You are exhausted today. You just returned from Washington DC where you ran with 7,000 people in the “people’s marathon.” You also applied for a Fulbright, which cost you three heavy weeks of little sleep and too much takeout. Today you have little desire to: drink, eat, move, think. Since it is your day off, you’ll enjoy a hot shower, bathrobe, and a stack of Tennessee Williams movies. Then you think about cooking, which you’ve missed, and you think about cake.
You harbor no desire to slave over a hot oven for hours, painfully glazing icing over three layers (chocolate, vanilla, chocolate), chilled to room temperature in order to keep from collapsing. You want little cakes, treats small enough to pile on a plate, and made to eat with your fingers.
So first thing, before shower and robe and return to bed, jump to the Bowery Kitchen Supply Store and pick up one of these:

While looking at madeline aspic moulds, you will remember the mention of these cakes in The Remembrance of Things Past, the first volume of Swann’s Way by Marcel Proust. Remembering this will impress you as you stand there, contemplating the long entangled history of food and literature. Perhaps you will one day write a Swann’s Way, a meditation on time and the foods that trigger memory and nostalgia.
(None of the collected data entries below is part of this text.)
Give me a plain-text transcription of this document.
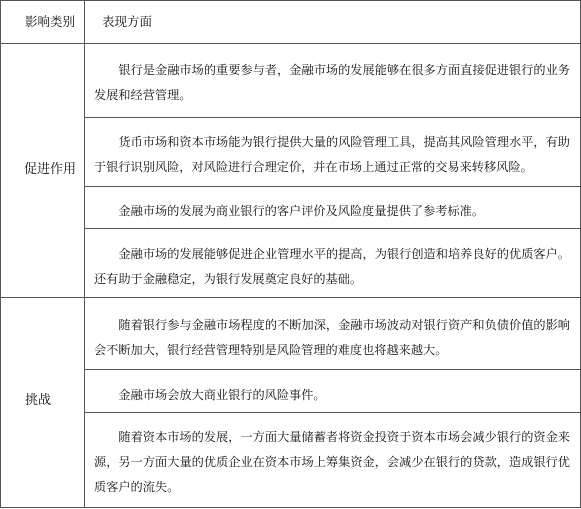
影响类别	表现方面
促进作用
挑战
银行是金融市场的重要参与者，金融市场的发展能够在很多方面直接促进银行的业务发展和经营管理。
货币市场和资本市场能为银行提供大量的风险管理工具，提高其风险管理水平，有助于银行识别风险，对风险进行合理定价，并在市场上通过正常的交易来转移风险。
金融市场的发展为商业银行的客户评价及风险度量提供了参考标准。
金融市场的发展能够促进企业管理水平的提高，为银行创造和培养良好的优质客户。还有助于金融稳定，为银行发展奠定良好的基础。
随着银行参与金融市场程度的不断加深，金融市场波动对银行资产和负债价值的影响会不断加大，银行经营管理特别是风险管理的难度也将越来越大。
金融市场会放大商业银行的风险事件。
随着资本市场的发展，一方面大量储蓄者将资金投资于资本市场会减少银行的资金来源，另一方面大量的优质企业在资本市场上筹集资金，会减少在银行的贷款，造成银行优质客户的流失。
When you return home with your mould, you sit in your reading chair and flip through Swann’s Way, in search of this passage:
“She sent out for one of those short, plump little cakes called petites madeleines, which look as though they had been molded in the fluted scallop of a pilgrim’s shell. And soon, mechanically, weary after a dull day with the prospect of a depressing morrow, I raised to my lips a spoonful of the tea in which I had soaked a morsel of the cake. No sooner had the warm liquid, and the crumbs with it, touched my palate than a shudder ran through my whole body, and I stopped, intent upon the extraordinary changes that were taking place…”
Reading this will cause you to wonder about the history (not just literary) of these cakes. Like all other attempts to unravel the curiosities of French cuisine, you will turn to your greatest weapon, the Larouse Gastronomique.

MADELEINE The origin of this ‘seashell cake so strictly pleated outside and so sensual inside’ (Marcel Proust) is the subjet of much discussion. It has been attributed to Avice, chef to Talleyrand, the French statesman, who had the idea of baking a pound-cake mixture in aspic moulds.
(100 g butter, juice from .5 lemon, pinch of salt, 125 g caster sugar, 3 eggs plus 1 egg yolk, 125 g self-rising flour)
Other authorities, however, believe that the recipe is much older and originiated in the French town of Commercy, which was then a duchy under the rule of Stanislaw Leszczynski. It is said that during a visit to the castle in 1755 the duke was very taken with a cake made by a peasant girl named Madeleine. This started the fashion for ‘madeleines’ (as they were named by the duke), which were then launced in Versailles by his daghter Marie, who was married to Louis XV.
(150 g butter, 200 g caster sugar, 6 eggs, 200 g plain flour, 1 tsp baking powder, 1 tbsp orange-flower water)
The attribution of the cake to Madeleine Paumier, cordon-bleu cook to a rich burgher of Commercy, seems doubtful.
You improve the Commercy recipe by adapting it three ways. First, mix beurre noisette (brown butter) with regular butter, which produces a nuttier flavor. Second, substitute 1/4 of the all-purpose flour for almond flour which you can make from scratch in your food processor. Finally, rather than use six whole eggs, use four eggs and two egg yolks.
And so,
1. Melt 1 tablespoon butter and pour onto madeleine molds, stick in the freezer.
2. Mix 1 cup all-purpose flour with 3/4 cups almond flour and 1 teaspoon baking powder. Set aside.
3.. Melt 1/3 cup butter until it is brown and flowers a nutty aroma.
4. Mix with 2/3 cup of butter that you have creamed with a wooden spoon.
5. Add 1 cup of caster (superfine) sugar and mix well.
6. Add four whole eggs and two egg yolks, one at a time.
7. Sift flour mixture into butter mixture.
8. Finally, stir in 1 tablespoon orange-flower water.
9. Pour into madeleine mould (which you have dusted with flour) and bake at 425ºF for about 10 minutes. Turn the madeleines onto a wire rack to cool. Best eaten fresh.